Naquela Região não se poderia andar uma dúzia de quilómetros antes do Cacimbo, Junho... do ano seguinte. Estávamos em fins de Agosto. Mas o homem foi peremptório: "Só Lisboa pode dar a Autorização”. Sugeriu-nos um P 19. Insistimos :"esse aparelho, toda a gente do mato tem, toda a gente ouve incluindo a Unita que já por ali andava". Sem a" autorizaçãosinha", (Óh Eça!) nada feito." 
Foi esta barreira , que teve o condão de nos mostrar que a Burocracia não se combate e derrota frontalmente. Tão pouco ao mesmo nível. Tem de ser por "esmagamento" como na luta Greco-Romana, isto é, de cima para baixo, e sem "fair-play." Este foi um período que me custou escrever, mas não passa de uma constatação. Embora a contra gosto não nos restou outra alternativa. Aprendida a lição, subimos até ao Governador Geral que nos entregou um cartão dirigido informalmente ao "Meu Amigo", para entregarmos ao Director Geral dos Correios, um engenheiro cujo nome não consigo lembrar agora, e que o recebeu, leu, hesitou uns segundos e perguntou: "quem é este senhor que assina Camilo? "Ficámos atónitos, mas conseguimos dizer que era o nome próprio do G,G., Camilo Rebocho Vaz. Supomos que assinando,Camilo teria querido assinalar o carácter não oficial do pedido. O engenheiro, tartamudeando umas palavras: "claro" pois o Senhor"... mandou chamar o perempório Chefe dando-lhe instruções sobre como satisfazer a nossa pretensão com a maior urgência. " Sim Senhor, Senhor Director. Com certeza Senhor Engenheiro". E para nós: "os senhores podem, vir buscar o documento amanhã de manhã".(não terá sido capaz de articular - autorização -) 
Na manhã seguinte, tão cedo que a repartição se encontrava quase deserta, dirigimo-nos para um gabinete de onde vinha o som do matraquear "gaguejante" de uma máquina de escrever.

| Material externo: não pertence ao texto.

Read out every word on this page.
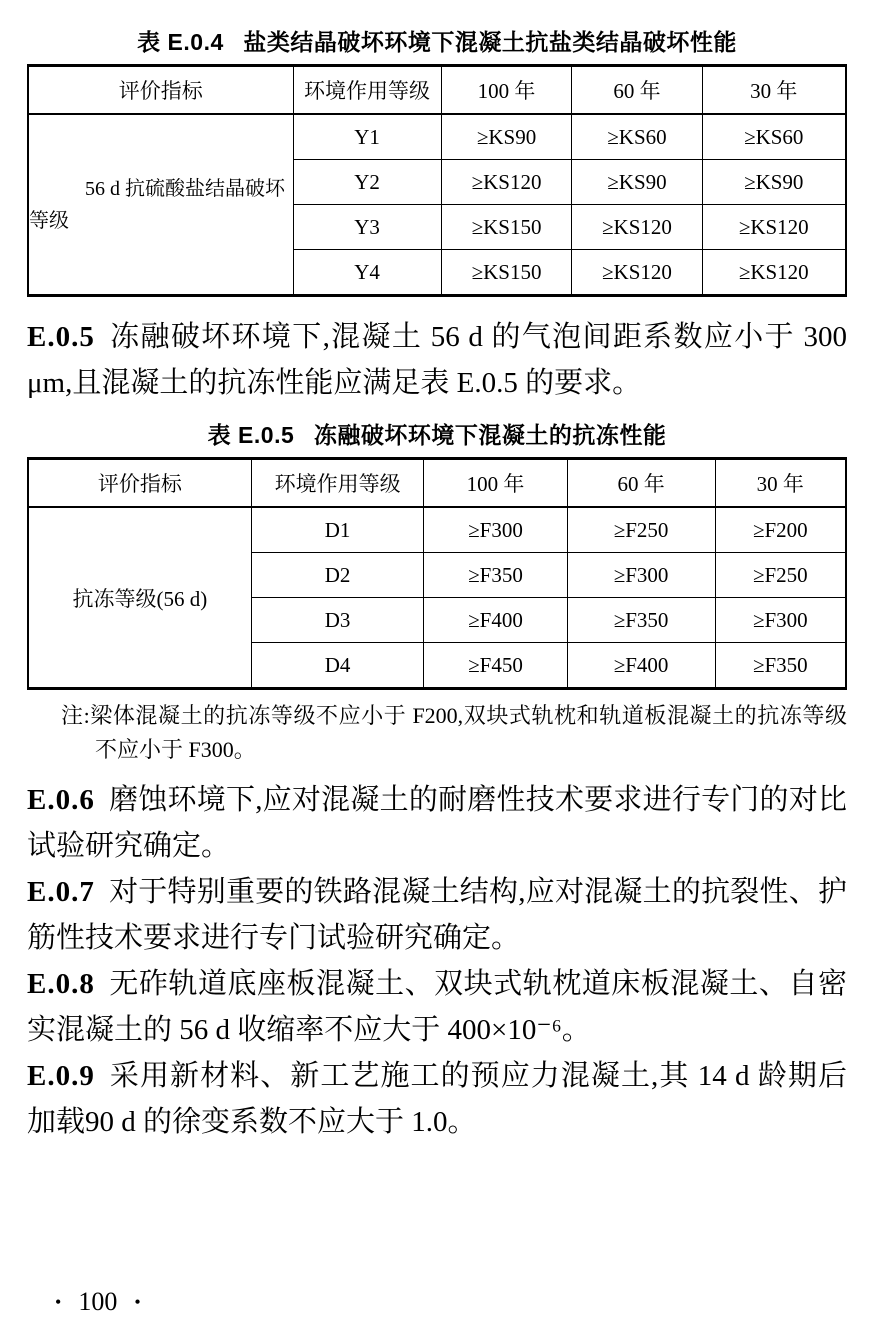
表 E.0.4 盐类结晶破坏环境下混凝土抗盐类结晶破坏性能
评价指标	环境作用等级	100 年	60 年	30 年
56 d 抗硫酸盐结晶破坏等级	Y1	≥KS90	≥KS60	≥KS60
	Y2	≥KS120	≥KS90	≥KS90
	Y3	≥KS150	≥KS120	≥KS120
	Y4	≥KS150	≥KS120	≥KS120

E.0.5 冻融破坏环境下,混凝土 56 d 的气泡间距系数应小于 300 μm,且混凝土的抗冻性能应满足表 E.0.5 的要求。

表 E.0.5 冻融破坏环境下混凝土的抗冻性能
评价指标	环境作用等级	100 年	60 年	30 年
抗冻等级(56 d)	D1	≥F300	≥F250	≥F200
	D2	≥F350	≥F300	≥F250
	D3	≥F400	≥F350	≥F300
	D4	≥F450	≥F400	≥F350

注:梁体混凝土的抗冻等级不应小于 F200,双块式轨枕和轨道板混凝土的抗冻等级不应小于 F300。

E.0.6 磨蚀环境下,应对混凝土的耐磨性技术要求进行专门的对比试验研究确定。

E.0.7 对于特别重要的铁路混凝土结构,应对混凝土的抗裂性、护筋性技术要求进行专门试验研究确定。

E.0.8 无砟轨道底座板混凝土、双块式轨枕道床板混凝土、自密实混凝土的 56 d 收缩率不应大于 400×10⁻⁶。

E.0.9 采用新材料、新工艺施工的预应力混凝土,其 14 d 龄期后加载90 d 的徐变系数不应大于 1.0。

• 100 •
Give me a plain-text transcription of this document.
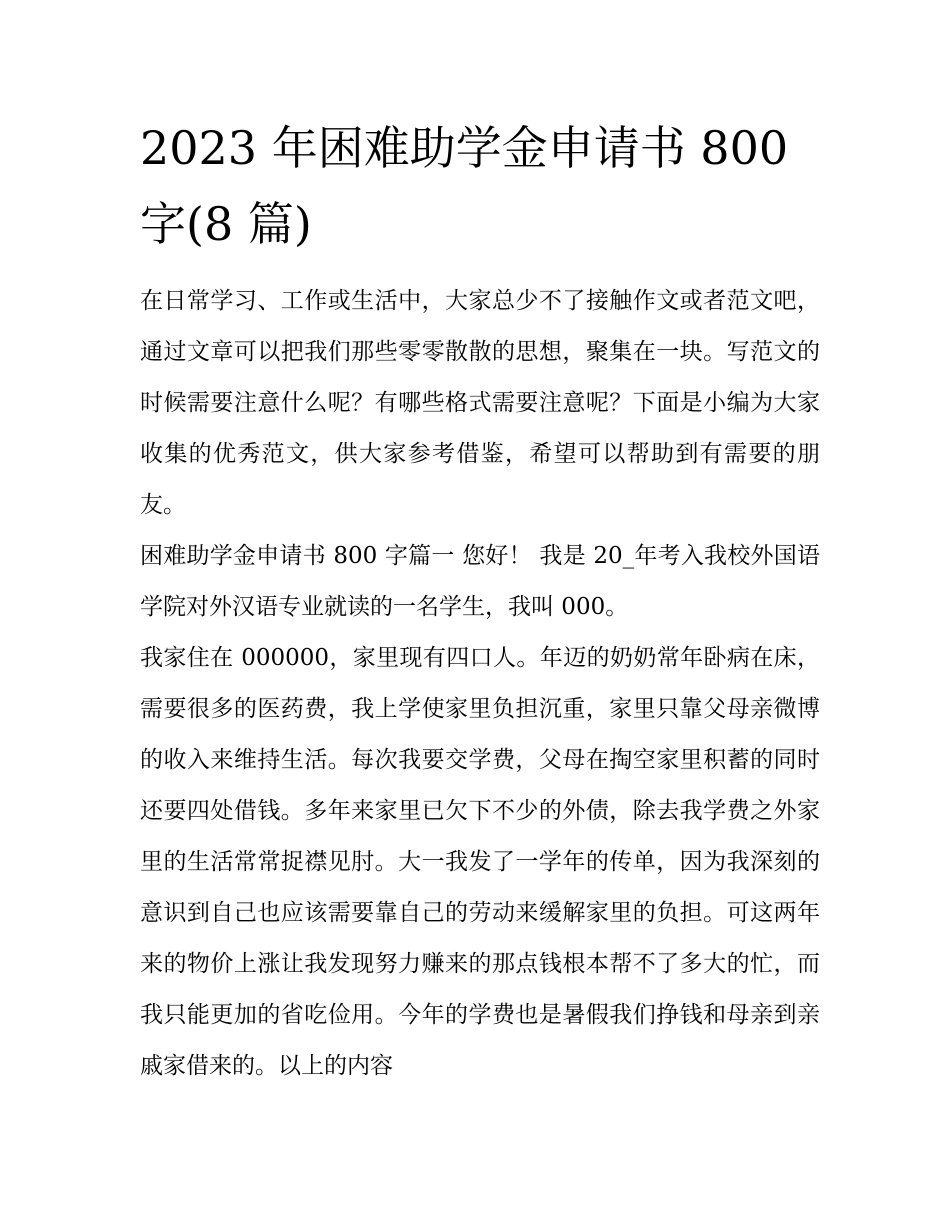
2023 年困难助学金申请书 800 字(8 篇)

在日常学习、工作或生活中，大家总少不了接触作文或者范文吧，通过文章可以把我们那些零零散散的思想，聚集在一块。写范文的时候需要注意什么呢？有哪些格式需要注意呢？下面是小编为大家收集的优秀范文，供大家参考借鉴，希望可以帮助到有需要的朋友。

困难助学金申请书 800 字篇一 您好！ 我是 20_年考入我校外国语学院对外汉语专业就读的一名学生，我叫 000。

我家住在 000000，家里现有四口人。年迈的奶奶常年卧病在床，需要很多的医药费，我上学使家里负担沉重，家里只靠父母亲微博的收入来维持生活。每次我要交学费，父母在掏空家里积蓄的同时还要四处借钱。多年来家里已欠下不少的外债，除去我学费之外家里的生活常常捉襟见肘。大一我发了一学年的传单，因为我深刻的意识到自己也应该需要靠自己的劳动来缓解家里的负担。可这两年来的物价上涨让我发现努力赚来的那点钱根本帮不了多大的忙，而我只能更加的省吃俭用。今年的学费也是暑假我们挣钱和母亲到亲戚家借来的。以上的内容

E lá estava ele, o ex-peremptório Chefe escrevendo com dois afanosos dedos a autorização que, poucas horas antes, teria de ser forçosamente pedida a Lisboa.
Podemos finalmente iniciar a viagem,mas antes de partir, demo-nos o luxo de contratar um "cozinheiro", isto é, ele é que disse que era. 
Serpa Pinto

E lá partimos e percorremos os 1050 quilómetros que nos separavam de Serpa Pinto (Menongue) Capital do Cuando Cubango, sem grande história se não pensarmos nos buracos da estrada. E foi já em pleno mato, e numa das poucas noites que passamos debaixo de telha, que mandámos o "cozinheiro" preparar arroz de coelho com o troféu caçado na véspera. O Raul disse-lhe: "olha que eu quero a cabeça". Ao almoço veio o arroz que não estava lá grande coisa mas que quebrava a dieta de enlatados dos dias anteriores. E lá o fomos comendo, e cuspindo os numerosos ossinhos que íamos encontrando. O Raul pediu ao "cozinheiro": "traz-me lá a cabeça" . " Mas a cabeça eu já fiz como o senhor mandou" Horror!... Tínhamos cuspido a cobertura mas comido o recheio. Foi aqui que descobrimos a fraude. Ele era daquela região e por portas travessas, soubera da nossa viagem e...conseguiu boleia para casa. Foi exonerado e o Raul que se jactava de ser bom cozinheiro e de fazer um ARROZ DOCE DIVINO, foi provido do cargo. E como nem tudo é sempre mau nesta vida, perdêramos um "cozinheiro", mas ganhámos uma espécie de guia/intérprete.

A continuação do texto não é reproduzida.